Remèdes pires que le mal


« La musique religieuse, qui produit un très grand bien sur certains mélancoliques, aura les plus déplorables effets sur d'autres. [...] Le grand air, le ciel bleu, les fleurs, la gaieté, la danse, les divertissements, le théâtre, loin de produire le résultat qu'on pourrait en attendre, augmentent quelquefois la concentration du délire. » (Paul-Ferdinand Gachet, Étude sur la mélancolie, Paris, 1864)

(Raymond Doppelchor, Océanographie du Rien)

Haeccéité à la deuxième puissance


L'excrément constitue en lui-même une individuation, qui est une « dilatation de l'individuation vitale », au dire de Froude.

(Raymond Doppelchor, Océanographie du Rien)

Un chef-d'œuvre de l'immonde


Existe-t-il au monde quelque chose de plus laid que le « monstre bipède » ? Au dire du zoologiste Élie Metchnikoff, aucun animal ne l'approche en hideur, pas même la grande loche, cette grosse limace qui se rencontre principalement par temps humide, dans les forêts et les prairies.
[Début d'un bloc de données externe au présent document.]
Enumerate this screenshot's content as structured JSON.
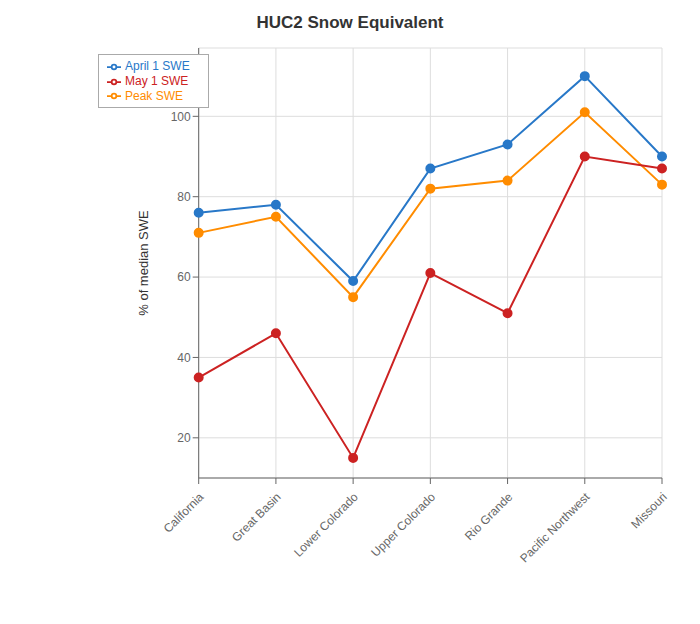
{
  "chart_data": {
    "type": "line",
    "title": "HUC2 Snow Equivalent",
    "ylabel": "% of median SWE",
    "categories": [
      "California",
      "Great Basin",
      "Lower Colorado",
      "Upper Colorado",
      "Rio Grande",
      "Pacific Northwest",
      "Missouri"
    ],
    "series": [
      {
        "name": "Peak SWE",
        "color": "#FF8C00",
        "marker": "o",
        "values": [
          71,
          75,
          55,
          82,
          84,
          101,
          83
        ]
      },
      {
        "name": "April 1 SWE",
        "color": "#2878C8",
        "marker": "o",
        "values": [
          76,
          78,
          59,
          87,
          93,
          110,
          90
        ]
      },
      {
        "name": "May 1 SWE",
        "color": "#CC2222",
        "marker": "o",
        "values": [
          35,
          46,
          15,
          61,
          51,
          90,
          87
        ]
      }
    ],
    "ylim": [
      10,
      117
    ],
    "yticks": [
      20,
      40,
      60,
      80,
      100
    ],
    "grid": true,
    "legend": "upper left"
  }
}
Mais le comble, c'est qu'il exhibe sa laideur comme un titre de gloire, tandis qu'il déambule en survêtement dans les couloirs méandreux de l'être. — Humains : plus encore que l'ordure, — au rebut !

(Johannes Zimmerschmühl, Pensées rancies et cramoisies)

samedi 8 septembre 2018

Courses


Nous restâmes encore en place ce jour-là. Le Bohémien se trouva de loisir et Rébecca saisit la première occasion de lui demander la suite de son histoire. Il ne se fit pas beaucoup prier et commença en ces termes :

« — Et avec ceci ?
   — Une grosse tranche de non-être. »


Comme le Bohémien en était à cet endroit de sa narration, on vint le chercher pour les intérêts de la horde, et nous ne le revîmes plus de la journée.
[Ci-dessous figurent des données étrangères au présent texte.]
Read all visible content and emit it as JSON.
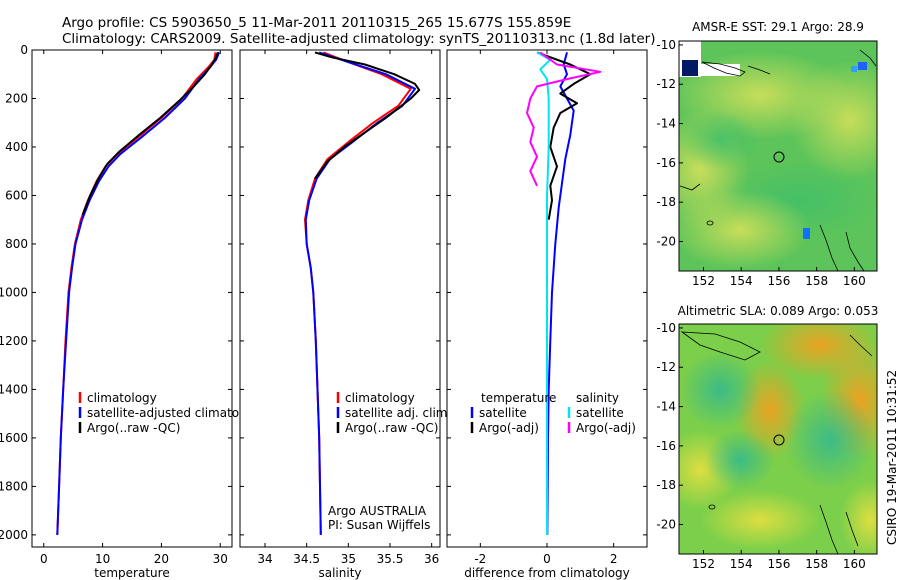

(Jean-Paul Toqué, Manuscrit trouvé dans Montcuq)

Interlude

Voluptueuse beauté lisant les Scènes de la vie de Heidegger de Jean-René Vif

Tangente


Les soirs où l'idée du suicide menace, après minuit, on descend dans les caves boire du vin mousseux et manger de la tarte aux fruits. On suppute combien de jours il faut pour gagner Valparaíso, Nouméa, New York, Yokohama, et l'on se renseigne sur les ports, l'état des mers.